В тот момент, когда рвануло, лаборантка была в подсобке. Сергей сидел, уткнувшись в книгу. Но и секунды не прошло, как он уже смотрел во все глаза и мог поклясться чем угодно, что Маркелова рядом с местом взрыва не было. Он был в другом конце класса и только потом подбежал. А рядом с развороченным столом сидел на полу перепуганный до смерти Кривицкий.
Потом уже примчалась лаборантка, влетела химичка, прискакала директриса, вызвали милицию, дальше — санэпидстанцию, занятия отменили. А Маркелов больше в школу не пришел. Его исключили. И на родительском собрании классная сказала, что его родители должны будут возместить ущерб и оплатить ремонт кабинета.

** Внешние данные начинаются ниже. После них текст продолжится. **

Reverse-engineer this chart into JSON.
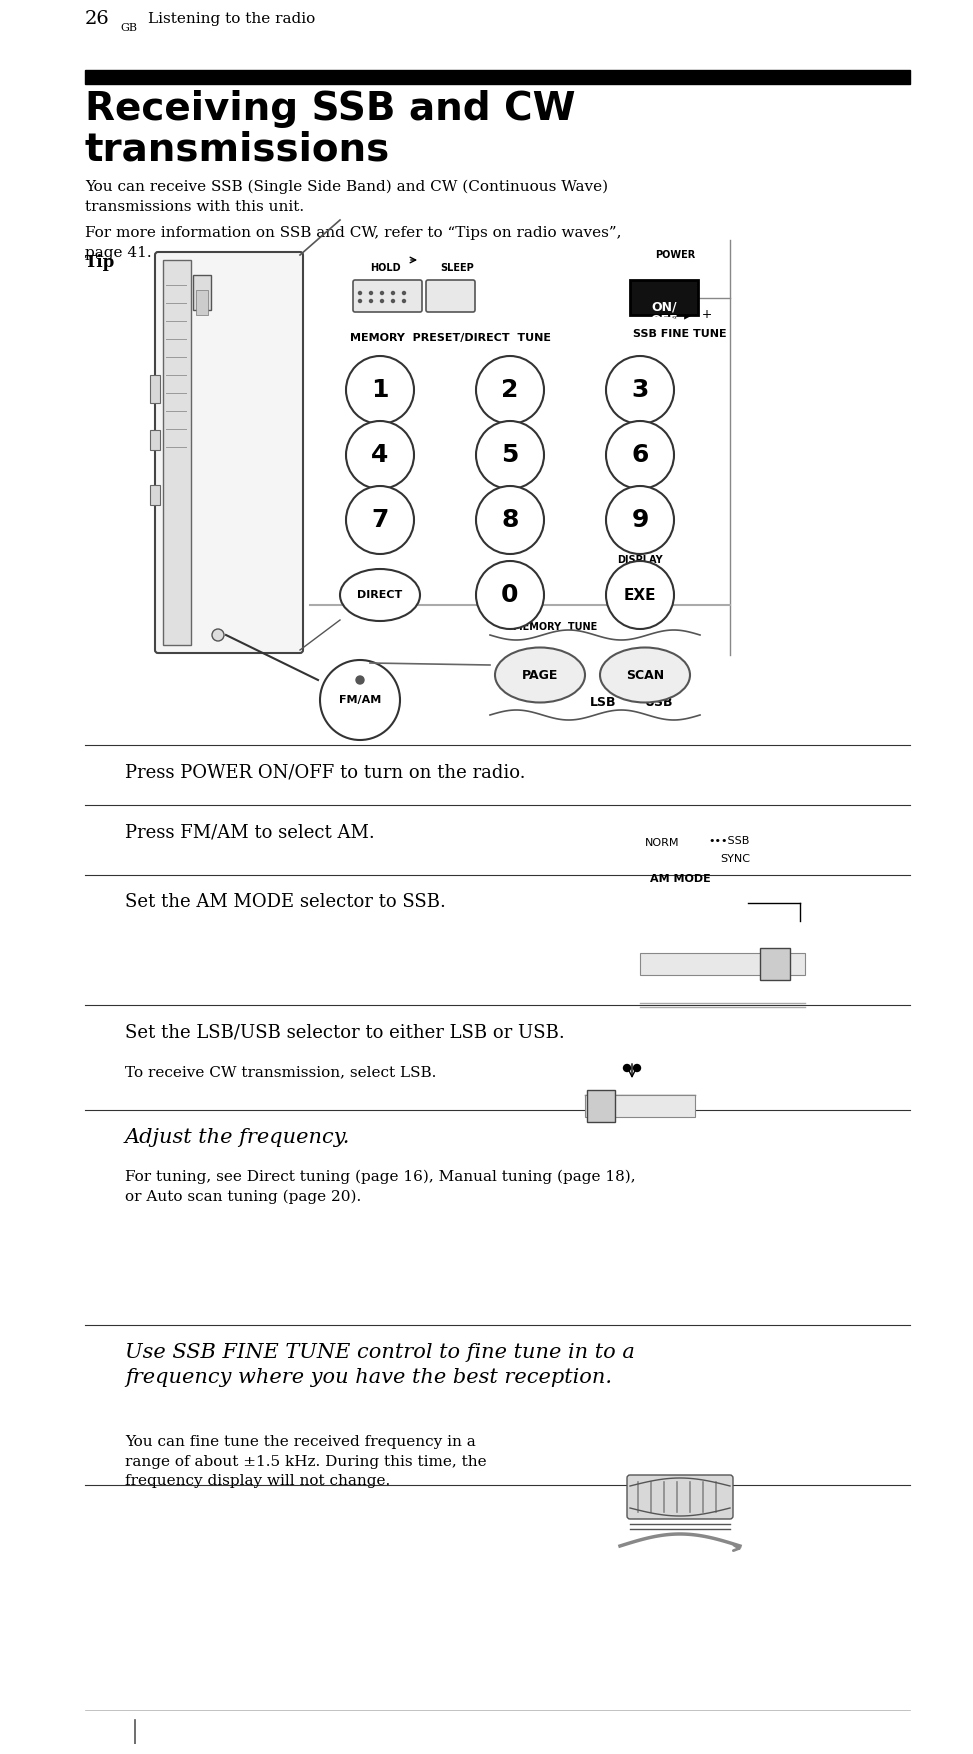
{
  "bg_color": "#ffffff",
  "title_bar_color": "#000000",
  "title_line1": "Receiving SSB and CW",
  "title_line2": "transmissions",
  "intro_text": "You can receive SSB (Single Side Band) and CW (Continuous Wave)\ntransmissions with this unit.",
  "step1_text": "Press POWER ON/OFF to turn on the radio.",
  "step2_text": "Press FM/AM to select AM.",
  "step3_text": "Set the AM MODE selector to SSB.",
  "step4_text": "Set the LSB/USB selector to either LSB or USB.",
  "step4_sub": "To receive CW transmission, select LSB.",
  "step5_text": "Adjust the frequency.",
  "step5_sub": "For tuning, see Direct tuning (page 16), Manual tuning (page 18),\nor Auto scan tuning (page 20).",
  "step6_text": "Use SSB FINE TUNE control to fine tune in to a\nfrequency where you have the best reception.",
  "step6_sub": "You can fine tune the received frequency in a\nrange of about ±1.5 kHz. During this time, the\nfrequency display will not change.",
  "tip_title": "Tip",
  "tip_text": "For more information on SSB and CW, refer to “Tips on radio waves”,\npage 41.",
  "footer_page": "26",
  "footer_super": "GB",
  "footer_text": "Listening to the radio"
}
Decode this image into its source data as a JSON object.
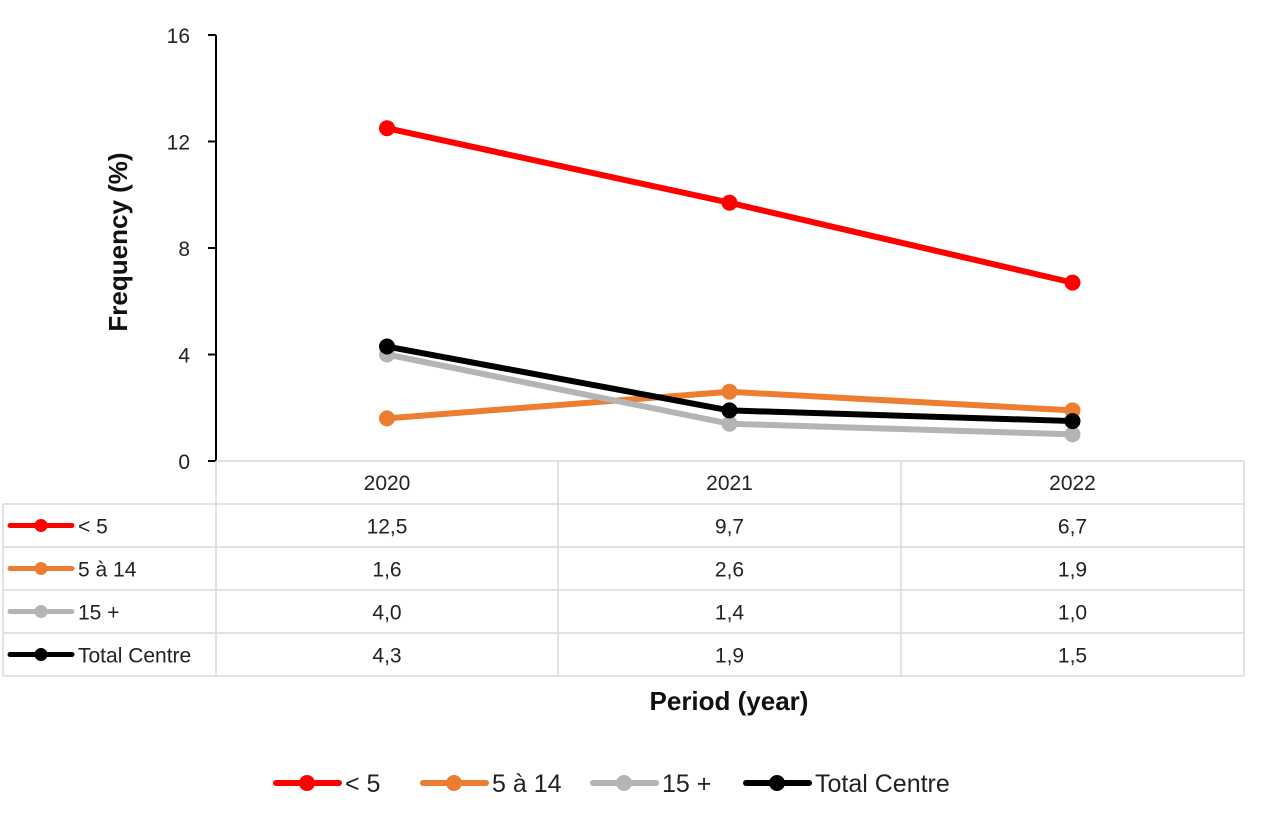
{
  "chart_data": {
    "type": "line",
    "categories": [
      "2020",
      "2021",
      "2022"
    ],
    "series": [
      {
        "name": "< 5",
        "values": [
          12.5,
          9.7,
          6.7
        ],
        "value_labels": [
          "12,5",
          "9,7",
          "6,7"
        ],
        "color": "#ff0000"
      },
      {
        "name": "5 à 14",
        "values": [
          1.6,
          2.6,
          1.9
        ],
        "value_labels": [
          "1,6",
          "2,6",
          "1,9"
        ],
        "color": "#ed7d31"
      },
      {
        "name": "15 +",
        "values": [
          4.0,
          1.4,
          1.0
        ],
        "value_labels": [
          "4,0",
          "1,4",
          "1,0"
        ],
        "color": "#b4b4b4"
      },
      {
        "name": "Total Centre",
        "values": [
          4.3,
          1.9,
          1.5
        ],
        "value_labels": [
          "4,3",
          "1,9",
          "1,5"
        ],
        "color": "#000000"
      }
    ],
    "ylabel": "Frequency (%)",
    "xlabel": "Period (year)",
    "ylim": [
      0,
      16
    ],
    "yticks": [
      0,
      4,
      8,
      12,
      16
    ],
    "grid": false,
    "data_table": true,
    "legend_position": "bottom"
  }
}
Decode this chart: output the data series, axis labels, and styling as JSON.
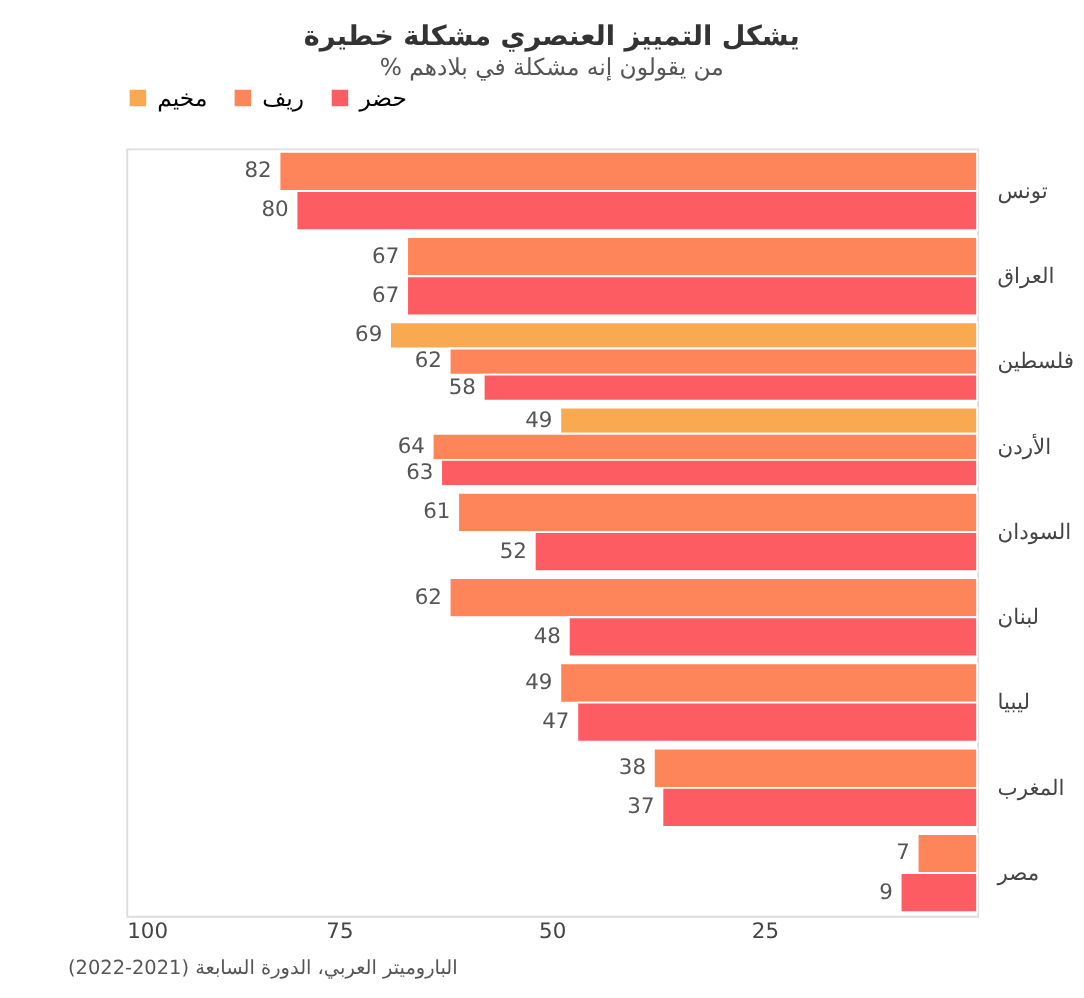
{
  "chart_data": {
    "type": "bar",
    "orientation": "horizontal",
    "title": "يشكل التمييز العنصري مشكلة خطيرة",
    "subtitle": "% من يقولون إنه مشكلة في بلادهم",
    "categories": [
      "تونس",
      "العراق",
      "فلسطين",
      "الأردن",
      "السودان",
      "لبنان",
      "ليبيا",
      "المغرب",
      "مصر"
    ],
    "series": [
      {
        "name": "مخيم",
        "color": "#f9a94f",
        "values": [
          null,
          null,
          69,
          49,
          null,
          null,
          null,
          null,
          null
        ]
      },
      {
        "name": "ريف",
        "color": "#fe855a",
        "values": [
          82,
          67,
          62,
          64,
          61,
          62,
          49,
          38,
          7
        ]
      },
      {
        "name": "حضر",
        "color": "#fe5c63",
        "values": [
          80,
          67,
          58,
          63,
          52,
          48,
          47,
          37,
          9
        ]
      }
    ],
    "xlim": [
      100,
      0
    ],
    "xticks": [
      100,
      75,
      50,
      25
    ],
    "grid": false,
    "legend": "top",
    "data_labels": true,
    "annotations": [
      "الباروميتر العربي، الدورة السابعة (2021-2022)"
    ]
  }
}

Взрывом вынесло два окна, прогнуло стол и испортило штукатурку на потолке, но самое неприятное — разбились три больших лабораторных термометра, разлилась ртуть, и пришлось проводить обеззараживание кабинета. Химичка на следующем уроке произнесла гневную тираду: она, дескать, поверила в выдающиеся способности Маркелова, а он, дескать, не оправдал доверия, и теперь она, дескать, будет умнее и никому не позволит находиться в химическом кабинете без ее присутствия, а Маркелову поделом!
— А почему все решили, что это Маркелов виноват? — не выдержал Сергей.
Оказывается, потому, что Олег Кривицкий назвал Маркелова виновником, а сам Маркелов промолчал. А промолчал, — значит, виновен. Мало того, даже не стыдится и не раскаивается. Таким место в специнтернате для малолетних преступников, а не в советской школе.
После уроков Сергей отвел Кривицкого в сторонку поговорить.
— Зачем ты свалил все на Лешку? — спросил он. — Тебе бы ничего за это не было, ты же всеобщий любимчик. Ну поругали бы, и все, а его выперли из школы.